Thursday, May 21, 2009

The sandbox

A shower is not a drug -- that’s what I remind myself, getting into the hot water zone for a second time. I wish there wasn’t the chlorine factor, I would change the filter but I can’t tell if it works. There’s a fine line between the point where my body relaxes and the point where my shoulders tense up, the point where my head clears and the point where it closes. It’s hard not to stay in past those points, especially when it takes so long to get warm since there’s so little hot water pressure.

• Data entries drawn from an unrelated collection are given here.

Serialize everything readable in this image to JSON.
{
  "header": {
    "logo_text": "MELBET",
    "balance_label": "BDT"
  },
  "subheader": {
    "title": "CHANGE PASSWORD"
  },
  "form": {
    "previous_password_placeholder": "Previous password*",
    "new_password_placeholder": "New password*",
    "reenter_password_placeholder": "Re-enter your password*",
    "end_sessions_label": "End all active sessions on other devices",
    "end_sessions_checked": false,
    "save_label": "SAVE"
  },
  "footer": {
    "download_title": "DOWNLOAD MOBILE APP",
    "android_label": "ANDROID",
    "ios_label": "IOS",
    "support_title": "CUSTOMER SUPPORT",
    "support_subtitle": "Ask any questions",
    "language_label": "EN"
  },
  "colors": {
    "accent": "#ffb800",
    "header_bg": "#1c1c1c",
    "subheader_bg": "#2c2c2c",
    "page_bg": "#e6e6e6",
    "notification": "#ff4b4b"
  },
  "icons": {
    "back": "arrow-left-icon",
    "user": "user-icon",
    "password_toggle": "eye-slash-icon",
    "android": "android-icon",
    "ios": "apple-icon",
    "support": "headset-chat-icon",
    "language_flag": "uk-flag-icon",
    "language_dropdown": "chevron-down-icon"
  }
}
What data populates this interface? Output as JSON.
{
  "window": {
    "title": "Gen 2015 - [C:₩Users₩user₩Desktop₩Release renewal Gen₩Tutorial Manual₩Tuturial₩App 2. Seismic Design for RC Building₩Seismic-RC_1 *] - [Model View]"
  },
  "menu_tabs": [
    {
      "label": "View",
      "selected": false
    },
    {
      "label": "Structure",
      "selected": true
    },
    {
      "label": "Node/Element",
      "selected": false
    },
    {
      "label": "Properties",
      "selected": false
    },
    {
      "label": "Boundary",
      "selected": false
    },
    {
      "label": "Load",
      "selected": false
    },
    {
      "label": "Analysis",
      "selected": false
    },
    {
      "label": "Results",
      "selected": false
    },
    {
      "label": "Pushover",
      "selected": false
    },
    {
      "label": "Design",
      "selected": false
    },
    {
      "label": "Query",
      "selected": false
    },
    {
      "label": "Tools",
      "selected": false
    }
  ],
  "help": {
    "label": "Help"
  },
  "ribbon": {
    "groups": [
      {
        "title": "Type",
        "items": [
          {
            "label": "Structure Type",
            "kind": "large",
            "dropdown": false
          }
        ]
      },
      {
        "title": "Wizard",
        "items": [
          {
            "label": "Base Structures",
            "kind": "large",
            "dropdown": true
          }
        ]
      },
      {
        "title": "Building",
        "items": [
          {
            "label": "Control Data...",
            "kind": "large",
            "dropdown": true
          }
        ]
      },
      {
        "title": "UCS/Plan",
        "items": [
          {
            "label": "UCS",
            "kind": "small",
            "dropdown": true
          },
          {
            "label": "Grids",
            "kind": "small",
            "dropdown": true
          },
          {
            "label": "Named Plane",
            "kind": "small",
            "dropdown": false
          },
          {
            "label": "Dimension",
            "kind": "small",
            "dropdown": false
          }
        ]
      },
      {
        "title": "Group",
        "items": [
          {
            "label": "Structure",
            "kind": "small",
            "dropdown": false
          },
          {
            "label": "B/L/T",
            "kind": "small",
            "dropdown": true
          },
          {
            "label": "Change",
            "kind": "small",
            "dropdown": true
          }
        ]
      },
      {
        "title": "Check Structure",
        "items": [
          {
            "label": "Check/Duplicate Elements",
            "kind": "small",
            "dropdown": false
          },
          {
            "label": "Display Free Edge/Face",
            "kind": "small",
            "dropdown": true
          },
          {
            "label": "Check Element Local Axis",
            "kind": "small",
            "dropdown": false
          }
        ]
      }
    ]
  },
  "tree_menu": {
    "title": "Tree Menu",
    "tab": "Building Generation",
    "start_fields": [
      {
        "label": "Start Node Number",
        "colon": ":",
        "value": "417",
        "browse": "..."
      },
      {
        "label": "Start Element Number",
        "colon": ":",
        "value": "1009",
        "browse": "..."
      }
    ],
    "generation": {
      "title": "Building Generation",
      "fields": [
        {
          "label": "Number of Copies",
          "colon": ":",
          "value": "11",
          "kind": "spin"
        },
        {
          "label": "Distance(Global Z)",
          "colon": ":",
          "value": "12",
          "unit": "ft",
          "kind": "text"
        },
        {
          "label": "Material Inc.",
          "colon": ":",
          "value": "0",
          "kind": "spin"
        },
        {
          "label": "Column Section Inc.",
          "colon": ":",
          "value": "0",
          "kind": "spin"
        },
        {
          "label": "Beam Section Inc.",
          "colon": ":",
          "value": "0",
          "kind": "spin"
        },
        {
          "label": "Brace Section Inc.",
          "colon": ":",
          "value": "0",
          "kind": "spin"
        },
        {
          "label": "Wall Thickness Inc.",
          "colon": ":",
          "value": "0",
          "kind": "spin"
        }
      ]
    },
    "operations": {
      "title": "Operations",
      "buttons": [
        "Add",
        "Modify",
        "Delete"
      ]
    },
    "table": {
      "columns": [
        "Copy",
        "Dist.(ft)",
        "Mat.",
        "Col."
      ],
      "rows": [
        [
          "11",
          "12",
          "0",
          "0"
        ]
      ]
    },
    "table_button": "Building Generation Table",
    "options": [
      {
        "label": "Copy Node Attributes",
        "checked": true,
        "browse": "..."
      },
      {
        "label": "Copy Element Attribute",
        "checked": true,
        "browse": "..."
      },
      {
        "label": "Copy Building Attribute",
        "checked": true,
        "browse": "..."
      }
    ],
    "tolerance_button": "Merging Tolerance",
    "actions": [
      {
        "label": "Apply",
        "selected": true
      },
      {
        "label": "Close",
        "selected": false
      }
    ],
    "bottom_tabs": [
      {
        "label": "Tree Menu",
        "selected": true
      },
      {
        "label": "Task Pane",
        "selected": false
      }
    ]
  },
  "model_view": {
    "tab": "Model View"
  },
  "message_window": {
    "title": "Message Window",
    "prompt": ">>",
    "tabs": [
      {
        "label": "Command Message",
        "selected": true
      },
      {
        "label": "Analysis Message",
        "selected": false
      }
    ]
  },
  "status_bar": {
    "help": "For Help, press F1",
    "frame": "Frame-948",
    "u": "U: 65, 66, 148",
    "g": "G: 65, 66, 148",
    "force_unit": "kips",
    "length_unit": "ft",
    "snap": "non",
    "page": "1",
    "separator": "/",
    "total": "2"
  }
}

I guess I’ve fallen into another exhaustion period -- I guess everything is a cycle, but the problem is that my cycle just goes from completely exhausted and unable to function to not quite as exhausted and kind of able to function. Where’s the point of supreme rest and calm and vibrant energy, other than a quick high at 1 a.m. before a certain crash?

Here at the computer, I’m already crashing -- my forehead crinkling into bruises except bruises don’t crinkle maybe my forehead is pulsating is the voice activation software headset too tight? The screen too bright? My breathing too shallow? My posture putting me into an uncomfortable angle? Is there a comfortable angle? Today I thought: one day I will escape the mold, it’s always there underneath the surface in this apartment. But will I escape the mold, the smoke, the pollution -- all at once? That’s hard to imagine. Maybe I should focus on escaping the pain, now why does my jaw hurt? I guess I should get up from this chair -- I keep thinking I should go on more walks, or earlier walks, but then I’m so tired it doesn’t really seem possible. I move from the kitchen counter to the kitchen table to the desk chair to the bathroom to the stretching mat to the desk chair to the stove to the kitchen sink to the stretching mat to the kitchen table to the bathroom to the desk chair to the kitchen table. Where else is there to go?

Last night I made it to the top of the hill again and it felt so great because lately I’ve only been able to walk a few blocks uphill and then I always walk too far anyway I mean I guess the problem isn’t walking too far the problem is getting back. The air felt fresher than it’s been -- no more stale humidity just that clear fresh cold wind. Last night I did get exhausted, but not more exhausted than when I’ve walked less so that felt kind of comforting. I like walking in the grass, even though it was wet from the sprinkler and you can only walk about 10 steps before you’re back to cement it still felt good for my legs, my feet stopped hurting so I walked in the sandbox too or maybe it’s not a sandbox since it’s a lot of sand and there’s a whole swing set and jungle gym and rings to use that seem awfully high for kids but maybe those are for older kids. I wish I could use those bars it seems like it would be fun to exercise on them. The air up at the top of the hill was so fresh I even tried going down the slide in the playground it made such a loud noise.